Hi guys :) I have a question regarding multiple function calls within the same line.

#include<iostream>
using namespace std;

int check();
int a = 0;

int main()
{
cout << check() << " " << check() << " " << check();
return 0;
}

int check()
{
a++;
return a;
}

I thought the output would be:
1 2 3
but when I executed the program, it showed:
3 2 1

In my opinion, the first time check() gets called, the value of a should get increased by 1 and check() should return 1 and so 1 2 and 3 should come in that order. What's going wrong here? Is this something that's function specific?

The C++ standard does not specify the order of the function calls. It's up to the compiler to decide.

If you want guarantee the order you should split it into multiple statements.

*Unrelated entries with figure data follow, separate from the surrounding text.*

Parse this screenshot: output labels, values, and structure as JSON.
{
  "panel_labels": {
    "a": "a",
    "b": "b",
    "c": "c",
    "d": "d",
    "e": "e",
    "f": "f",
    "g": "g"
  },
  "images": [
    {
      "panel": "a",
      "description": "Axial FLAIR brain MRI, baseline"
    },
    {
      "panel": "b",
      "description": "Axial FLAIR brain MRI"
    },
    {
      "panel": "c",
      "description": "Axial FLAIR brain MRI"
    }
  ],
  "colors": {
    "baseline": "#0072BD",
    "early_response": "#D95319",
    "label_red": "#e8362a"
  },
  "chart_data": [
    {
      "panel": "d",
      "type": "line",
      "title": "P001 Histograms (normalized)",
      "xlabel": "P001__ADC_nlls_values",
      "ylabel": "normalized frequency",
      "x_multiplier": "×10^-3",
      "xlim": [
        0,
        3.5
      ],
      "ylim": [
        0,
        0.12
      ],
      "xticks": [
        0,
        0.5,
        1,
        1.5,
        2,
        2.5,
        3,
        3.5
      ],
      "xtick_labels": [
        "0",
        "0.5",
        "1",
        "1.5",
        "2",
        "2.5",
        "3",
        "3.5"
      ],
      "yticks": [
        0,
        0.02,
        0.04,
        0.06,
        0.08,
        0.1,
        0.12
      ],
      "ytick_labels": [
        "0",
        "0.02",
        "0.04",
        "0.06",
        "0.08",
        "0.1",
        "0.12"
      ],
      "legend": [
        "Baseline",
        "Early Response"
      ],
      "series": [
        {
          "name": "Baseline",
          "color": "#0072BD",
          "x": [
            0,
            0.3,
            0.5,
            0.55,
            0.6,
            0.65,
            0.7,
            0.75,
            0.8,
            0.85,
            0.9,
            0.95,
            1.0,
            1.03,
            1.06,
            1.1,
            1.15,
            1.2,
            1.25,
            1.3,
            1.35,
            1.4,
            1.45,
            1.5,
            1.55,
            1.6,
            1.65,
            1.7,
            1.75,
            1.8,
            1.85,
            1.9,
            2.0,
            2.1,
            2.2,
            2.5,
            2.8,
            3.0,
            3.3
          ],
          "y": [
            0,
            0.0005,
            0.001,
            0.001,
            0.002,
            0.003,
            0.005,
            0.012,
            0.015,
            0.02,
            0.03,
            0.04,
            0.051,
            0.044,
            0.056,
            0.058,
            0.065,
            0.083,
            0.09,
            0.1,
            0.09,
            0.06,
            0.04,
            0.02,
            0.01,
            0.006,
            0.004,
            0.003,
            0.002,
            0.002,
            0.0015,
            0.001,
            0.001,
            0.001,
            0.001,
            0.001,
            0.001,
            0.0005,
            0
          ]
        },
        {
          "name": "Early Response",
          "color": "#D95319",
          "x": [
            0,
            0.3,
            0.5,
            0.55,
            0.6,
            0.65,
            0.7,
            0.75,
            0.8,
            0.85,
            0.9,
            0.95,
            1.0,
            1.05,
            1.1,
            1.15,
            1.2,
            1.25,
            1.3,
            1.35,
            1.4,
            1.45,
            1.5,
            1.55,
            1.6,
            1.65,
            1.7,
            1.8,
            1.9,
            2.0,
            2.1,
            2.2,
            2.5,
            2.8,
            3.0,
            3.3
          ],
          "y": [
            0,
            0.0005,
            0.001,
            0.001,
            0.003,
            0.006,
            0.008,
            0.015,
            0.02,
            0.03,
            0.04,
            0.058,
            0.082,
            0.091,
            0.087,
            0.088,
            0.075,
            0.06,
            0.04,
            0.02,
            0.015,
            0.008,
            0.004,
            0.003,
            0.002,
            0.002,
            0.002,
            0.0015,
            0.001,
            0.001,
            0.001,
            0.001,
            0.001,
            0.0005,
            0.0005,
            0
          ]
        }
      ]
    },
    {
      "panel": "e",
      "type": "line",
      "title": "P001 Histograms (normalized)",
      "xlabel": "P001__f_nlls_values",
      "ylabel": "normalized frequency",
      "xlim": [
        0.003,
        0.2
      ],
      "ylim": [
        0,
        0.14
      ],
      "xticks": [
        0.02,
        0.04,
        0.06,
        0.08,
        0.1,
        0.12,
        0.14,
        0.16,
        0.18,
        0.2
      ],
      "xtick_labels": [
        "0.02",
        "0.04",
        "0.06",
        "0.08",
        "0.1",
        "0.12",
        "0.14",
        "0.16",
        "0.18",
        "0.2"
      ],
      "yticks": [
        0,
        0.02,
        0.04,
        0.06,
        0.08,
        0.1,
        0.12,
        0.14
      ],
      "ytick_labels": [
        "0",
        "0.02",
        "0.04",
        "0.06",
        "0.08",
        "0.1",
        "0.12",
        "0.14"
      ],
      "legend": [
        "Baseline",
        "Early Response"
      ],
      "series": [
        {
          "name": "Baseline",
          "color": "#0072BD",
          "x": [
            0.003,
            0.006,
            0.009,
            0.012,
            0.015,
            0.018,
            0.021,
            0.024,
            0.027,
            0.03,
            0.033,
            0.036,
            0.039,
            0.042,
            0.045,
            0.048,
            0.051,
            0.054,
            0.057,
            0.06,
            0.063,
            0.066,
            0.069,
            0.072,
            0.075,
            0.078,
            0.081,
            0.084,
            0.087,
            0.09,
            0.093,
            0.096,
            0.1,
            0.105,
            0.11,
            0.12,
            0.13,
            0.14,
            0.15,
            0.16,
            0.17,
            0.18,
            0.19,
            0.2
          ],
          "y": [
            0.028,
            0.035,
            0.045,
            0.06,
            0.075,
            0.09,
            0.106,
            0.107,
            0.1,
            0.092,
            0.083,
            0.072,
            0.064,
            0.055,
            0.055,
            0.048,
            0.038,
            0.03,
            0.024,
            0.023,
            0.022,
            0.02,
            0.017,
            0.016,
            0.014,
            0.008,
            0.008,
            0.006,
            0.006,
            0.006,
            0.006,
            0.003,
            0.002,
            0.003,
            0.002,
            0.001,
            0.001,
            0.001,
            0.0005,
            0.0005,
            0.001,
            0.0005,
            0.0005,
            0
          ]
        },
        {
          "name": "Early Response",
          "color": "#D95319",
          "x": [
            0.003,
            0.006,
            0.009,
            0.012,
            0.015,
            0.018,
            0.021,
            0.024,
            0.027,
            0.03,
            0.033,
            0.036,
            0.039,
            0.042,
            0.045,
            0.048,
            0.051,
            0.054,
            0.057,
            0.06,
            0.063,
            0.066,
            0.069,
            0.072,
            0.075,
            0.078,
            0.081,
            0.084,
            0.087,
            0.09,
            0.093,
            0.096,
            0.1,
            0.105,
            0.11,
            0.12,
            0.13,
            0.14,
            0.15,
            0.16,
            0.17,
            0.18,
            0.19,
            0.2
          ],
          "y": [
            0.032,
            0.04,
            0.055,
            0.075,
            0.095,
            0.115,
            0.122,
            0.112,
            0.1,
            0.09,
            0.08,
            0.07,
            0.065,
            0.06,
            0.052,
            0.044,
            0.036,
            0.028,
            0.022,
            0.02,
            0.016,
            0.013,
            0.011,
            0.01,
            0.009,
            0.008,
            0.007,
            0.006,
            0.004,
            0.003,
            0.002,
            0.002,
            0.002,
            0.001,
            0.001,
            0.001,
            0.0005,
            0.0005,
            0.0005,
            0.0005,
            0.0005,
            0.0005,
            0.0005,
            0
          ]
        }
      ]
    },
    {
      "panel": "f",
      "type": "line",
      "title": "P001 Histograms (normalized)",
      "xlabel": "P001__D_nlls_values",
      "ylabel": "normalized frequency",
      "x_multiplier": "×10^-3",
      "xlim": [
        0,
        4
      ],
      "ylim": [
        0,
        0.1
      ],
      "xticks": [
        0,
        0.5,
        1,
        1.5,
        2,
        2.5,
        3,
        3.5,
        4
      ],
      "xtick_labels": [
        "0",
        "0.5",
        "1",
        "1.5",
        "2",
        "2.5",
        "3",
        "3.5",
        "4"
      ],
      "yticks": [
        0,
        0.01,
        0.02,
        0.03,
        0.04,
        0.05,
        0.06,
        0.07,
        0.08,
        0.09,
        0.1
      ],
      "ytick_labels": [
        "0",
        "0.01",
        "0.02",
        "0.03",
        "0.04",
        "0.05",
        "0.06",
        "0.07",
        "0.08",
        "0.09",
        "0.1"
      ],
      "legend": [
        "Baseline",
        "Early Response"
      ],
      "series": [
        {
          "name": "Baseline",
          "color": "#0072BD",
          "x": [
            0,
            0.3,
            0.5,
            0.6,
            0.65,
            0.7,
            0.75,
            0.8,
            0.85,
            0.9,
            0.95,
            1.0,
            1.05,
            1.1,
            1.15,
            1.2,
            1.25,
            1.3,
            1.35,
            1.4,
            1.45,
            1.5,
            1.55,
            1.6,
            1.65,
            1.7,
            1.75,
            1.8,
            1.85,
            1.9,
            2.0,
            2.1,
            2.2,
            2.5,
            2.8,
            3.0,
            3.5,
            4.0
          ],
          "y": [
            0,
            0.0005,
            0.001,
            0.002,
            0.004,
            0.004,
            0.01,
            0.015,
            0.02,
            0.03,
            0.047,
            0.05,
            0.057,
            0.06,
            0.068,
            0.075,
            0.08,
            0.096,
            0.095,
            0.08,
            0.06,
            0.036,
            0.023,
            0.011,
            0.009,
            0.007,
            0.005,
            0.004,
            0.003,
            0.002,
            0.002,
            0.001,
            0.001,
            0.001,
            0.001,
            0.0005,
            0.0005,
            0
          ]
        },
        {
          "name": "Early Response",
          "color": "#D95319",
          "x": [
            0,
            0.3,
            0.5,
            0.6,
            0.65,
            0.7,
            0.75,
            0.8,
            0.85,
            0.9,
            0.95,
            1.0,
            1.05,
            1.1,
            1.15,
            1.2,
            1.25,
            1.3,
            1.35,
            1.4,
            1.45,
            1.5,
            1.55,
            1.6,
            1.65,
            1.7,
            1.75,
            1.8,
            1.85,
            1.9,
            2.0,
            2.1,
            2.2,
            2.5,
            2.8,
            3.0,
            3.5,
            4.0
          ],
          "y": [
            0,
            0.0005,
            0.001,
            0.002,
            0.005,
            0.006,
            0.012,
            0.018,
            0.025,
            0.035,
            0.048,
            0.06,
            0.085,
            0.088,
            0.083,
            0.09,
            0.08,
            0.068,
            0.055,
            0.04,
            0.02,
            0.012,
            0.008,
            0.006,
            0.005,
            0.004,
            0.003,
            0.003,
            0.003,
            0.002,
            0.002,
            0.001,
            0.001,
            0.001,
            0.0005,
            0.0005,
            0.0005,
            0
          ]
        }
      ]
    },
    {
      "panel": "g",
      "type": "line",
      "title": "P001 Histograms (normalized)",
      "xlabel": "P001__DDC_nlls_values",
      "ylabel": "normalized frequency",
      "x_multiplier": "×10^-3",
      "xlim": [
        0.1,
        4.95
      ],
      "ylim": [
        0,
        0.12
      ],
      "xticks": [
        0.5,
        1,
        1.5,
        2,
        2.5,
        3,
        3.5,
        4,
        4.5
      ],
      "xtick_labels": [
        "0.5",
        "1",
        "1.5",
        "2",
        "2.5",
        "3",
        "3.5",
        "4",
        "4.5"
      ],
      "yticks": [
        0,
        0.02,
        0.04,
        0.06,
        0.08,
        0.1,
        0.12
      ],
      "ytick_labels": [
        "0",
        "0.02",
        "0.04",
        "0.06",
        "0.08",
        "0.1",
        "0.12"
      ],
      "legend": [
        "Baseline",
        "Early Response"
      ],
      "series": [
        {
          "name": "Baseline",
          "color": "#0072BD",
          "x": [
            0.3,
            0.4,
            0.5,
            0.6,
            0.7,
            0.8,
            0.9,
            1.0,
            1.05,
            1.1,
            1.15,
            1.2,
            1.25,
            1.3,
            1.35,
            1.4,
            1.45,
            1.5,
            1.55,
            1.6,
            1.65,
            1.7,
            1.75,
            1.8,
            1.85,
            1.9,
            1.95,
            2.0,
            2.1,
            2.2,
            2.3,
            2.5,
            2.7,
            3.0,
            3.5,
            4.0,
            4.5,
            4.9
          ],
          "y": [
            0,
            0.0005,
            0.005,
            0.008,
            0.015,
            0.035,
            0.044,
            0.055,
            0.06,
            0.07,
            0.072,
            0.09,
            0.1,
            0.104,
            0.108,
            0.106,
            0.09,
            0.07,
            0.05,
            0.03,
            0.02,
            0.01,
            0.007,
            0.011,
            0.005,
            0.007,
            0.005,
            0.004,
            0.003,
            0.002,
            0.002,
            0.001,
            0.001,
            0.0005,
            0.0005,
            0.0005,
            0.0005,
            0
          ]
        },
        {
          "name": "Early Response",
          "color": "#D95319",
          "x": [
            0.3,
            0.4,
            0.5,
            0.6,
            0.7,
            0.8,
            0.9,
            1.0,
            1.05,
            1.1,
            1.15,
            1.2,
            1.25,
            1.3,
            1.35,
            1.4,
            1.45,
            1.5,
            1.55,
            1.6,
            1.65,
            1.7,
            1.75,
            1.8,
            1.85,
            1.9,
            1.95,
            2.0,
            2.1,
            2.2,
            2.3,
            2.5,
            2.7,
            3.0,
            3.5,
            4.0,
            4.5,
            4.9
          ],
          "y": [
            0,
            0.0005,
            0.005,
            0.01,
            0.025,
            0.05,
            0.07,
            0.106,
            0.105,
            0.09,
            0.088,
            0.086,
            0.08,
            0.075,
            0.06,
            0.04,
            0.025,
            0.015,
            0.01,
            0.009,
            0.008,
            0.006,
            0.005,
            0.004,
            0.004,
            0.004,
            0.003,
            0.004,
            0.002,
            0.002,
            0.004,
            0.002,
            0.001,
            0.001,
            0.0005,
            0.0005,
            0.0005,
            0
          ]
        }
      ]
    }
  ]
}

Peter87, I tried iniitializing v1, v2 and v3 in the same line, like this:

int v1 = check(), v2 = check(), v3 = check();

the output screen showed:
1 2 3

I understand that you said that the compiler decides the order of function call in case of one function being called multiple times in the same line but then why is it different for a "cout" statement and an assignment statement? Is the order random? If so, then why is it the same for all the cout statements in which I've tried calling a function multiple times in different programs?

why is it different for a "cout" statement and an assignment statement?

because the functions are called in a definite order and the variables assigned accordingly.

@mutexe
I understand your point... but in the cout statement, the order of the function call is definite(in writing the code) as well and to that Peter replied that the actual order is decided by the compiler. So because the the three function calls are in the same assignment statement, shouldn't the order of writing be irrelevant?
Or is it that " int v1 = check(), v2 = check(), v3 = check(); " are actually 3 different statements?

It's not about lines. You can put the whole program on the same line if you wanted and it shouldn't make a difference.

It's when you have multiple function calls in the same expression like that. But you need to check the rules for all operators involved because some do have a guaranteed order. When using the && the right hand side is guaranteed to run after the left side (but if the left side evaluates to false the right side will not run at all).

In int v1 = check(), v2 = check(), v3 = check();, each call to check() is a full-expression.
A full-expression is an expression that is not a sub-expression of another expression. Every value computation and side effect associated with a full-expression is sequenced before every value computation and side effect associated with the next full-expression to be evaluated.

In std::cout << check() << " " << check() << " " << check();, each call to check() is a sub-expression.
These are function calls, and they are indeterminately-sequenced; they may be evaluated in any order.

In int i = 6 ; std::cout << ++i << " " << i ;, ++i and i are sub-expressions.
int is a scalar type, and these evaluations are unsequenced. This engenders undefined behaviour.

The details: http://en.cppreference.com/w/cpp/language/eval_order

I see. The reference link is definitely a big help... Just one thing though, on the details page it has been written that the order may get changed the next time the program gets executed.. but in my case, no matter how many times I've executed the program, the order has remained the same. Why may that be?

Just because something might happen, doesn't mean it will happen on your particular platform, compiler, implementation etc.

I see. Thank you guys, for all your help. Much appreciated :)

> the order may get changed the next time the program gets executed.

The standard allows it, but it does not insist that it must be changed.
On typical implementations, it wouldn't change till the program is re-compiled.

(Note: The IS does not prohibit just-in-time compilation of source code by an implementation.)